Amundi spiega che “l’indice Esg è costruito per offrire un profilo di rischio/rendimento simile a quello dell’indice principale, migliorando al tempo stesso il punteggio Esg. Per far ciò, si applica un filtro all’interno di ciascun settore – compresi il settore del petrolio e del gas – per escludere il 25% delle società con i punteggi Esg più bassi e per mantenere quelle con i punteggi Esg più alti”. Amundi precisa inoltre che l’S&P 500 Esg fa parte di una gamma più ampia di Etf Esg che adottano diverse metodologie di costruzione degli indici, tra cui un’offerta di Etf Sri che esclude i combustibili fossili.

Anima

Anima, il più grande gruppo indipendente di risparmio gestito in Italia, è entrata nel mercato degli investimenti sostenibili in tempi più recenti. Risale al 2019 la nascita del Comitato Esg e la stesura della prima policy sull’integrazione dei rischi socio-ambientali.

La Sgr milanese offre, in particolare, una serie di prodotti di investimento responsabile con il marchio ESaloGo. Questi fondi includono in modo strutturato l’analisi dei fattori Esg ed escludono a priori settori controversi come tabacco, armamenti e gioco d’azzardo.

Nella composizione dei portafogli è bassa anche la presenza di titoli nel comparto petrolifero. L’unica esposizione al settore avviene attraverso le azioni del colosso americano Chevron.

Armando Carcaterra, responsabile Investment principles and Support di Anima Sgr dice che l’approccio di Anima al settore oil&gas “prevede di investire tendenzialmente nelle società sensibili alle tematiche ambientali e comunque impegnate nella transizione energetica, monitorandone i progressi attraverso l’attività di engagement”.

“Per quanto riguarda nello specifico Chevron, secondo i dati utilizzati da Anima, l’emittente ha un punteggio ESG in linea con gli altri grandi operatori del settore”, aggiunge Carcaterra.

Conclusioni

Nel creare un portafoglio sostenibile, o Esg, gli operatori di mercato, come le Sgr italiane, possono adottare una serie di azioni anche molto diverse tra loro: dall’esclusione a priori di alcuni settori – come produttori di armi, tabacco o combustibili fossili – alla scelta dei titoli best-in-class, ovvero valutando il profilo di sostenibilità rispetto al benchmark dell’industria di riferimento.
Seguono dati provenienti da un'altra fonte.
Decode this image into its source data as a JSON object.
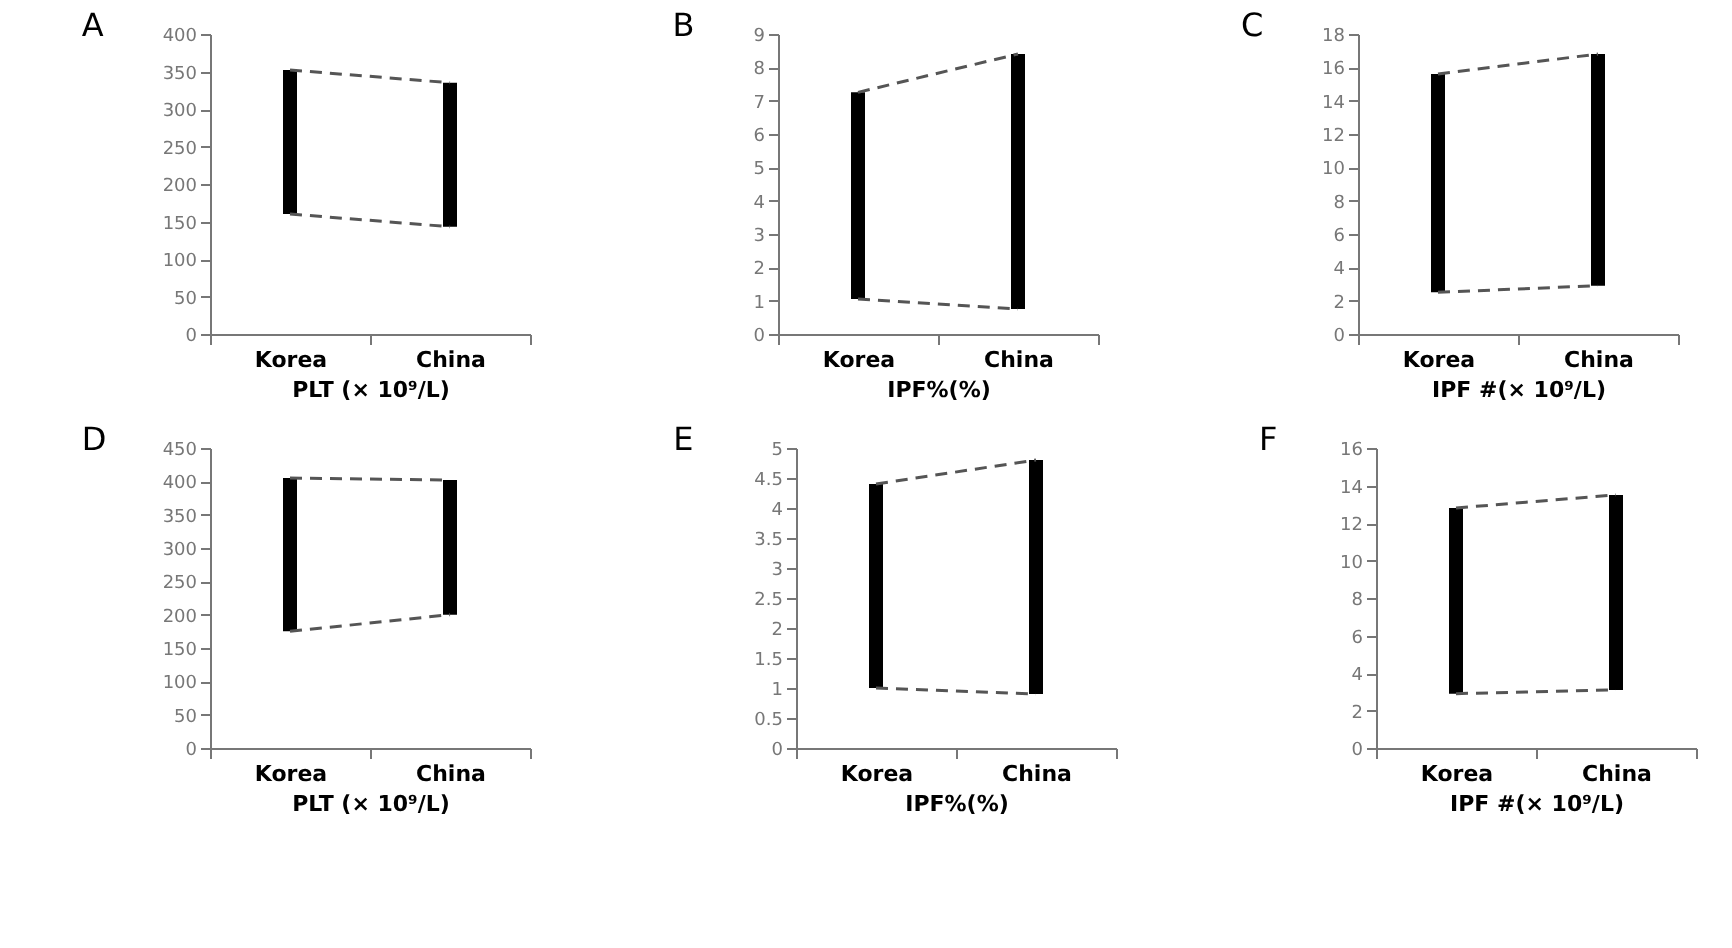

Per esempio, Norges Bank, il fondo sovrano norvegese e uno dei più grandi investitori istituzionali al mondo, tiene sotto stretto controllo i rischi ambientali e quelli relativi alle condizioni lavorative delle società in cui investe. Dal 2012 Norges Bank ha ritirato i propri investimenti in 366 aziende che, secondo il fondo norvegese, non hanno un modello di business sostenibile. Nelle lista delle esclusioni compilata da Norge Bank compaiono diverse aziende, come Rwe, British American Tobacco e Philip Morris, i cui titoli sono invece in pancia ad alcuni fondi Esg italiani.

I gestori possono inoltre adottare un atteggiamento di azionariato attivo, provando a guidare dall’interno un’azienda poco “pulita” verso la sostenibilità socio-ambientale.

Così, senza criteri oggettivi, diventa complicato per gli investitori orientarsi in un mondo costellato da sigle e diciture la cui interpretazione varia da un gestore all’altro.

Per questo la Commissione Europea ha iniziato a mettere dei paletti al mercato. Dallo scorso marzo gli operatori finanziari sono obbligati a comunicare in modo trasparente le politiche intraprese per integrare i rischi di sostenibilità nei propri processi decisionali. Un primo passo per segnare dei confini più netti tra una pratica potenzialmente ingannevole e una lecita strategia d’investimento.